Maureen Larkin from HealthLeaders wrote an interesting piece today, “Work With Me, Doc,” about issues of health literacy and the pressure on consumers to digest health information. She makes some interesting points about how much responsibility should consumers bear for learning about their health issues outside of their doctors’ offices.

In a white paper that the IxCenter published with the Foundation for Informed Medical Decision Making a few months back, some patient-centered care and shared decision-making (SDM) experts raised some similar issues. When we interviewed one of these experts, Susan Edgman-Levitan, she reported, “What I run into frequently with patients when we talk about shared decision making is they get really nervous that we’re expecting them to be their own doctors.”

In that paper, we try to clarify what SDM is all about, but no doubt semantics get in the way of what we’re really trying to communicate. In fact, the goal behind information therapy (Ix) is to make it easier for clinicians and patients to use health information together as a communication tool to promote better and more productive interaction between them in the limited one-on-one time they have together.

But there is no doubt a growing issue related to how much responsibility is being delegated to consumers. The reality is that it’s perceived diferently by different people; one person’s empowerment is another person’s burden. What we need to do with Ix initiatives is match the dose, frequency and duration of Ix to the individual’s needs and desires.

Research continues to show that patients do not remember - or understand - everything they are told when they are discharged from medical facilities.  An earlier Ix Blog post on health literacy and patient recall discussed findings such as 14% of patients being unaware of the fact that their physician had prescribed a new medication for them.

A more recent article in the Annals of Emergency Medicine found a strong tendency for patients to overestimate their understanding of emergency department (ED) care and discharge instructions.  Patients had more difficulty understanding post-ED discharge care instructions than information about the diagnosis and cause of their illness, ED care, or return instructions.

This research finding suggests that asking patients whether or not they understand medical instructions is not an adequate way to measure comprehension.  Although handwritten or printed discharge instructions are considered a best practice, this should not be the only method of communicating discharge instructions to patients.  Asking patients to explain information or instructions in their own words may be a better strategy for assessing patient understanding and providing clues about where to focus further discussion and explanation.

This month’s issue of Mayo Clinic Proceedings has two interesting studies and an insightful editorial (”Medication Literacy Is a 2-Way Street”) that highlight why information therapy (Ix) is so valuable at the end of a hospital stay.

Kripalani et al found that, for patients with limited literacy skills discharged for acute coronary syndrome, 22% had not filled their prescriptions and 21% had difficulty understanding the purpose of the drugs prescribed to them. Maniaci et al studied well-educated patients discharged from an internal medicine hospital ward with at least one new medication prescribed. This study found that, 1-2 weeks post-discharge, 14% were unaware of being given a new medicine. Much worse were the percentages of patients that could recall the name (64%), dosage (56%) or purpose (64%) of the drugs.

It’s clear that providers are not doing an adequate job of ensuring that patients are leaving the hospital with the information they need to manage their recovery effectively.

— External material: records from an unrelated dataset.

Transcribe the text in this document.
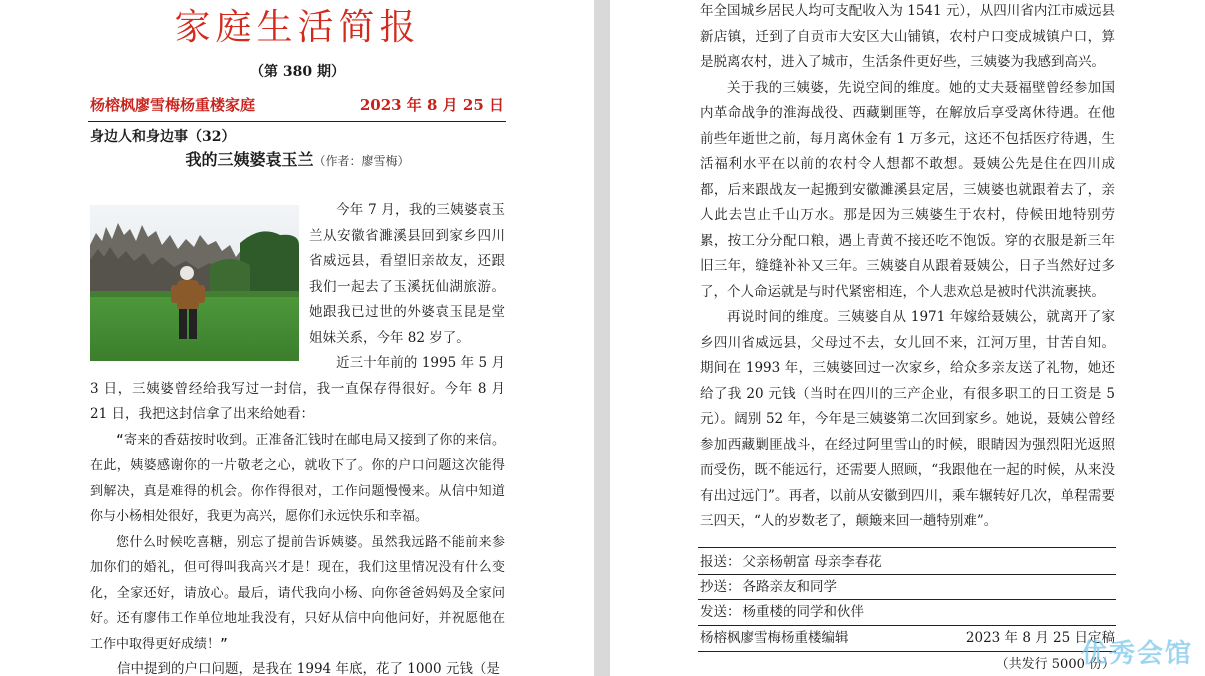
家庭生活简报
（第 380 期）
杨榕枫廖雪梅杨重楼家庭	2023 年 8 月 25 日
身边人和身边事（32）
我的三姨婆袁玉兰（作者：廖雪梅）

今年 7 月，我的三姨婆袁玉兰从安徽省濉溪县回到家乡四川省威远县，看望旧亲故友，还跟我们一起去了玉溪抚仙湖旅游。她跟我已过世的外婆袁玉昆是堂姐妹关系，今年 82 岁了。

近三十年前的 1995 年 5 月 3 日，三姨婆曾经给我写过一封信，我一直保存得很好。今年 8 月 21 日，我把这封信拿了出来给她看：

“寄来的香菇按时收到。正准备汇钱时在邮电局又接到了你的来信。在此，姨婆感谢你的一片敬老之心，就收下了。你的户口问题这次能得到解决，真是难得的机会。你作得很对，工作问题慢慢来。从信中知道你与小杨相处很好，我更为高兴，愿你们永远快乐和幸福。

您什么时候吃喜糖，别忘了提前告诉姨婆。虽然我远路不能前来参加你们的婚礼，但可得叫我高兴才是！现在，我们这里情况没有什么变化，全家还好，请放心。最后，请代我向小杨、向你爸爸妈妈及全家问好。还有廖伟工作单位地址我没有，只好从信中向他问好，并祝愿他在工作中取得更好成绩！”

信中提到的户口问题，是我在 1994 年底，花了 1000 元钱（是

年全国城乡居民人均可支配收入为 1541 元），从四川省内江市威远县新店镇，迁到了自贡市大安区大山铺镇，农村户口变成城镇户口，算是脱离农村，进入了城市，生活条件更好些，三姨婆为我感到高兴。

关于我的三姨婆，先说空间的维度。她的丈夫聂福壁曾经参加国内革命战争的淮海战役、西藏剿匪等，在解放后享受离休待遇。在他前些年逝世之前，每月离休金有 1 万多元，这还不包括医疗待遇，生活福利水平在以前的农村令人想都不敢想。聂姨公先是住在四川成都，后来跟战友一起搬到安徽濉溪县定居，三姨婆也就跟着去了，亲人此去岂止千山万水。那是因为三姨婆生于农村，侍候田地特别劳累，按工分分配口粮，遇上青黄不接还吃不饱饭。穿的衣服是新三年旧三年，缝缝补补又三年。三姨婆自从跟着聂姨公，日子当然好过多了，个人命运就是与时代紧密相连，个人悲欢总是被时代洪流裹挟。

再说时间的维度。三姨婆自从 1971 年嫁给聂姨公，就离开了家乡四川省威远县，父母过不去，女儿回不来，江河万里，甘苦自知。期间在 1993 年，三姨婆回过一次家乡，给众多亲友送了礼物，她还给了我 20 元钱（当时在四川的三产企业，有很多职工的日工资是 5 元）。阔别 52 年，今年是三姨婆第二次回到家乡。她说，聂姨公曾经参加西藏剿匪战斗，在经过阿里雪山的时候，眼睛因为强烈阳光返照而受伤，既不能远行，还需要人照顾，“我跟他在一起的时候，从来没有出过远门”。再者，以前从安徽到四川，乘车辗转好几次，单程需要三四天，“人的岁数老了，颠簸来回一趟特别难”。

报送： 父亲杨朝富 母亲李春花
抄送： 各路亲友和同学
发送： 杨重楼的同学和伙伴
杨榕枫廖雪梅杨重楼编辑	2023 年 8 月 25 日定稿
（共发行 5000 份）
优秀会馆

But it’s largely not due clinician error; rather, it’s that little has been done to integrate that information transfer into the care delivery process–especially at critical moments in care such as the discharge process.

That’s why Ix is so critical to ensuring that discharged patients can recover to better health and reduce the chances of being readmitted. Innovative Ix leaders from around the country will be sharing best practices on how to change care delivery to meet patients’ information needs at the 7th Annual Conference. Please join us June 12-13 in Washington, DC to get engaged in this critical element of patient-centered care delivery redesign.

African American men have the highest incidence and death rates for prostate cancer than any other racial/ethnic group in the US.  How can information therapy (Ix) promote increased health equity in prostate cancer outcomes?  One of the functions of Ix is to deliver relevant health information to consumers where they are – in this case, the barber shop.

Research suggests that community-based education efforts by barbers could increase prostate cancer screenings among African American men.  Barbers were trained on an educational intervention based on the principles of Paulo Freire’s critical pedagogy.  In this ongoing pilot study, barbers ask male clients over the age of 40 if they have been screened for prostate cancer.  Clients who have not been screened are educated about prostate cancer and informed that they are a candidate for screening.

The training resulted in a statistically significant increase in barbers’ knowledge of prostate cancer.  Screening rates are not yet available, but preliminary results from qualitative interviews indicate increased knowledge about prostate cancer in clients.

If you are interested in promoting health equity, join us at the 7^th Annual Ix Conference in Washington, DC on June 11 and 12.  The Ix and Health Disparities track on June 12 will address promising new interventions that have been developed to narrow health disparities.

Last week, the California HealthCare Foundation released a new “Snapshot” report titled, “Just Looking: Consumer Use of the Internet to Manage Care.” It’s a great title–not only clever but descriptive of what seems to be going on in California right now.

Although a majority of Californians are using the Internet to search for answers to their health questions, only between 1 in 10 and 1 in 8 are using it to fill a prescription, communicate with a clinician, or make an appointment. Between one quarter and one third of Californians are using the Web to find a physician, assess clinicians, or review benefits or claims information.

These data are hardly a surprise and are very much in keeping with what is going on around the country. Why is the Internet still mostly being used this way?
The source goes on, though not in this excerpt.